Copilot for SQL database in Microsoft Fabric (preview)

Applies to:SQL database in Microsoft Fabric

Microsoft Copilot for SQL database in Fabric is an AI assistant designed to streamline your database tasks. Copilot integrates seamlessly with your Fabric database, providing intelligent insights to help you along each step of the way in your T-SQL explorations.

Introduction to Copilot for SQL database

Copilot for SQL database utilizes table and view names, column names, primary key, and foreign key metadata to generate T-SQL code. Copilot for SQL database does not use data in tables to generate T-SQL suggestions.

Key features of Copilot for SQL database include:

  • Code completion: Start writing T-SQL in the SQL query editor and Copilot will automatically generate a code suggestion to help complete your query. The Tab key accepts the code suggestion or keeps typing to ignore the suggestion.

  • Quick actions: In the ribbon of the SQL query editor, the Fix and Explain options are quick actions. Highlight a SQL query of your choice and select one of the quick action buttons to perform the selected action on your query.

    • Fix: Copilot can fix errors in your code as error messages arise. Error scenarios can include incorrect/unsupported T-SQL code, wrong spellings, and more. Copilot will also provide comments that explain the changes and suggest SQL best practices.

    • Explain: Copilot can provide natural language explanations of your SQL query and database schema in comments format.

  • Chat pane: Use the chat pane to ask questions to Copilot through natural language. Copilot responds with a generated SQL query or natural language based on the question asked.

    • Natural Language to SQL: Generate T-SQL code from plain text requests, allowing users to query data without needing to know SQL syntax.

    • Document-based Q&A: Ask Copilot questions about general SQL database capabilities, and it responds in natural language. Copilot also helps find documentation related to your request.

Use Copilot effectively

Here are some tips for maximizing productivity with Copilot.

  • When crafting prompts, be sure to start with a clear and concise description of the specific information you're looking for.

  • Natural language to SQL depends on expressive table and column names. If your table and columns aren't expressive and descriptive, Copilot might not be able to construct a meaningful query.

  • Use natural language that is applicable to your table and view names, column names, primary keys, and foreign keys of your database. This context helps Copilot generate accurate queries. Specify what columns you wish to see, aggregations, and any filtering criteria as explicitly as possible. Copilot should be able to correct typos or understand context given your schema context.
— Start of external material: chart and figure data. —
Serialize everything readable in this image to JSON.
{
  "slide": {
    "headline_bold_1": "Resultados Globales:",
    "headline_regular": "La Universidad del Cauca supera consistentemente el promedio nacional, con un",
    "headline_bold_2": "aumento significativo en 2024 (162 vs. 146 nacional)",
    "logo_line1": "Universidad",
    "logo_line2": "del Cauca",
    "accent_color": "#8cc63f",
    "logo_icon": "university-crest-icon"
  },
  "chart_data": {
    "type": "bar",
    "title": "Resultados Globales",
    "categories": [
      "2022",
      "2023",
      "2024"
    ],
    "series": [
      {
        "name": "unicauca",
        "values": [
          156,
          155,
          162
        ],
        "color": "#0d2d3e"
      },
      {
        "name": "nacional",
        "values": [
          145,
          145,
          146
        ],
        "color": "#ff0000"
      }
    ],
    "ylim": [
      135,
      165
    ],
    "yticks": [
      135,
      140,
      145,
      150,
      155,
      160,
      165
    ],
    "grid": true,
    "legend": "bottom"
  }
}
  • When using code completions, leave a comment at the top of the query with -- to help guide the Copilot with context about the query you are trying to write.

  • Avoid ambiguous or overly complex language in your prompts. Simplify the question while maintaining its clarity. This editing ensures Copilot can effectively translate it into a meaningful T-SQL query that retrieves the desired data from the associated tables and views.

  • Currently, Copilot for SQL database in Fabric only supports English language to T-SQL.

  • The following example prompts are clear, specific, and tailored to the properties of your schema and data database, making it easier for Copilot to generate accurate T-SQL queries:

    • What are the top-selling products by quantity?
    • Count all the products, group by each category
    • Show all sales transactions occurred on [a specific date]
    • Create a table in [schema name] called "SalesTransactions" with the columns CustomerID, ProductID and OrderID

Enable copilot

What should I know to use Copilot responsibly?

Microsoft is committed to ensuring that our AI systems are guided by our AI principles and Responsible AI Standard. These principles include empowering our customers to use these systems effectively and in line with their intended uses. Our approach to responsible AI is continually evolving to proactively address emerging issues.

Copilot features in Fabric are built to meet the Responsible AI Standard, which means that they're reviewed by multidisciplinary teams for potential harms, and then refined to include mitigations for those harms.

For more information, see Privacy, security, and responsible use of Copilot in Fabric.

Limitations of Copilot for SQL database

Here are the current limitations of Copilot for SQL database:

  • Copilot can't make changes to existing SQL queries in the SQL query editor. For example, if you ask Copilot chat pane to edit a specific part of an existing query, it doesn't work. However, Copilot understands previous inputs in the chat pane, allowing users to iterate queries previously generated by Copilot before they're inserted.
  • Copilot might produce inaccurate results when the intent is to evaluate data. Copilot only has access to the database schema, none of the data inside.
  • Copilot responses can include inaccurate or low-quality content, so make sure to review outputs before using them in your work.
  • People who are able to meaningfully evaluate the content's accuracy and appropriateness should review the outputs.
  • Copilot for SQL database in Fabric is not currently available if Private Link is enabled and Public Access is turned off in the tenant setting.